I haven’t had the joy
to teach any of the above subjects, but I still feel strongly that enabling
tinkering; play, making, and knowing, would be very beneficial in my teaching (which
are mostly business studies). I suppose it is what we are piloting in one of
our game based platforms right now. The LOL game allows for the students to
enter a virtual exchange world, where their ideas are the currency.
A game based business
platform lets students build a “company”, or a collection of assets. It lets
them play with ideas, solutions, and alternative ways of solving problems. It
allows for gathering knowledge, both for classic marketing topics, but also,
and probably more importantly, for gathering tacit knowledge about problem
solving. Like Mr.

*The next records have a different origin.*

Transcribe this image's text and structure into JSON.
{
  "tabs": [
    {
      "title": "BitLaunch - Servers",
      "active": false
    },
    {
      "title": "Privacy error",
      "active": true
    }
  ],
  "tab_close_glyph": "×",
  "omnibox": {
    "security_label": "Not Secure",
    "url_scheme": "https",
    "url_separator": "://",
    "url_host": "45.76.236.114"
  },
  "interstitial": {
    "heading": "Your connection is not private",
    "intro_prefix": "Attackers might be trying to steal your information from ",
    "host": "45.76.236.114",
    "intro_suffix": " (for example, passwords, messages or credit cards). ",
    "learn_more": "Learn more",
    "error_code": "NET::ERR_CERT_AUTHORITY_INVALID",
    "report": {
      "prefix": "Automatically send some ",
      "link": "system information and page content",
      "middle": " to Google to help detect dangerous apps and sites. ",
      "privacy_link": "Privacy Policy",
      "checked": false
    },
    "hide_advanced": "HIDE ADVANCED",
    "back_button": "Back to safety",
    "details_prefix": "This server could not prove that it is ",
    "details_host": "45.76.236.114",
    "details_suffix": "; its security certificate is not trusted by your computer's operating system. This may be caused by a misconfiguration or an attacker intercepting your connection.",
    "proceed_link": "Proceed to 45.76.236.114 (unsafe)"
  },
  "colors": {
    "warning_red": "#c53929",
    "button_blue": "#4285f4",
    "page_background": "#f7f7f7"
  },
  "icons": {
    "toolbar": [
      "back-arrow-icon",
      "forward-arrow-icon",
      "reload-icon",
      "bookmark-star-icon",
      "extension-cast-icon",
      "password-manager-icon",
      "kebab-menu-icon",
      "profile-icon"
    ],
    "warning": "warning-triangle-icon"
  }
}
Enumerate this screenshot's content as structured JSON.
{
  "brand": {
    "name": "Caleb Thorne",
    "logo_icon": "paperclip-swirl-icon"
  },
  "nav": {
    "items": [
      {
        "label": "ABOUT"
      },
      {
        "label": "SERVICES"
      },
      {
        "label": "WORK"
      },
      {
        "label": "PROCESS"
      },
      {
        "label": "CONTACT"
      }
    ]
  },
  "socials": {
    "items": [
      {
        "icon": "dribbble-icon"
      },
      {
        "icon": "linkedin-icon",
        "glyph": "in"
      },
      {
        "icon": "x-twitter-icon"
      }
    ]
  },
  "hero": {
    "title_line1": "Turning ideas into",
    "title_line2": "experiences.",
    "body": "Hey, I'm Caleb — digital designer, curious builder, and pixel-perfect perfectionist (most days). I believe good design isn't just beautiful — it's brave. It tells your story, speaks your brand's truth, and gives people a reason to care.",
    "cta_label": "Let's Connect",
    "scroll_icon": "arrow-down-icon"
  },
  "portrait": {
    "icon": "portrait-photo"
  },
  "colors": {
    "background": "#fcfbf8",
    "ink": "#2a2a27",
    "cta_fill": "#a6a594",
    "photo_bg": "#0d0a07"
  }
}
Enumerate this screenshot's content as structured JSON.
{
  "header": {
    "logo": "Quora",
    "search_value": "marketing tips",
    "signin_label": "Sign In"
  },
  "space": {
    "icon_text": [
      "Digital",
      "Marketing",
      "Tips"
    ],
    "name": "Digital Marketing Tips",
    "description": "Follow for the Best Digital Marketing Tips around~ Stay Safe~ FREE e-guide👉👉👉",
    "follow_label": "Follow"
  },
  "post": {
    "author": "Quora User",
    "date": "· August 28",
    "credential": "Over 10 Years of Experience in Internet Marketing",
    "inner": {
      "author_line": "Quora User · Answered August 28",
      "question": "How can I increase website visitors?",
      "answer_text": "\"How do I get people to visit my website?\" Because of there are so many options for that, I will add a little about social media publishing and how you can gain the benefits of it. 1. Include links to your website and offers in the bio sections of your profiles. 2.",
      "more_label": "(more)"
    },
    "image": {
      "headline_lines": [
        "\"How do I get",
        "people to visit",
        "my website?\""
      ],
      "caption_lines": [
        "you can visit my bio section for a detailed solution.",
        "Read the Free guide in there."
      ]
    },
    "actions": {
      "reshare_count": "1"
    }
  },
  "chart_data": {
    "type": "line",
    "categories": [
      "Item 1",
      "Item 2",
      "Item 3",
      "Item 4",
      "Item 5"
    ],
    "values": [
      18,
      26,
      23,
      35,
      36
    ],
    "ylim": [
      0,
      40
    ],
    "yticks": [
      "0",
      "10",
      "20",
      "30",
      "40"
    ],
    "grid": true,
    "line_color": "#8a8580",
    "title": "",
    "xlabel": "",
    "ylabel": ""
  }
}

Brown talks, the tacit meta knowledge, the knowledge about
how to solve problems, is more important and more permanent that the static
knowledge about the solutions to a given problem.
In the end, I would
like to give my students the same feeling in their business studies that I have
with electronics. Even if what they first thought doesn’t work out, I want them
to feel in control. I want them to think, “hey, no worries, let me play with
this for a while, until I can get it to work”. Which brings back to mind
(sidetracking here), that I should write a blog post about my repair of a
failed Apple Time Capsule. It now works like a charm, although de-soldering the
original power supply and replacing it with an external Chinese import Cisco
power adaptor did take more time than I expected.
While tinkering is
what I have always believed in, it isn’t something that I have knowingly put
into my teaching. This is where I want to go in deeper.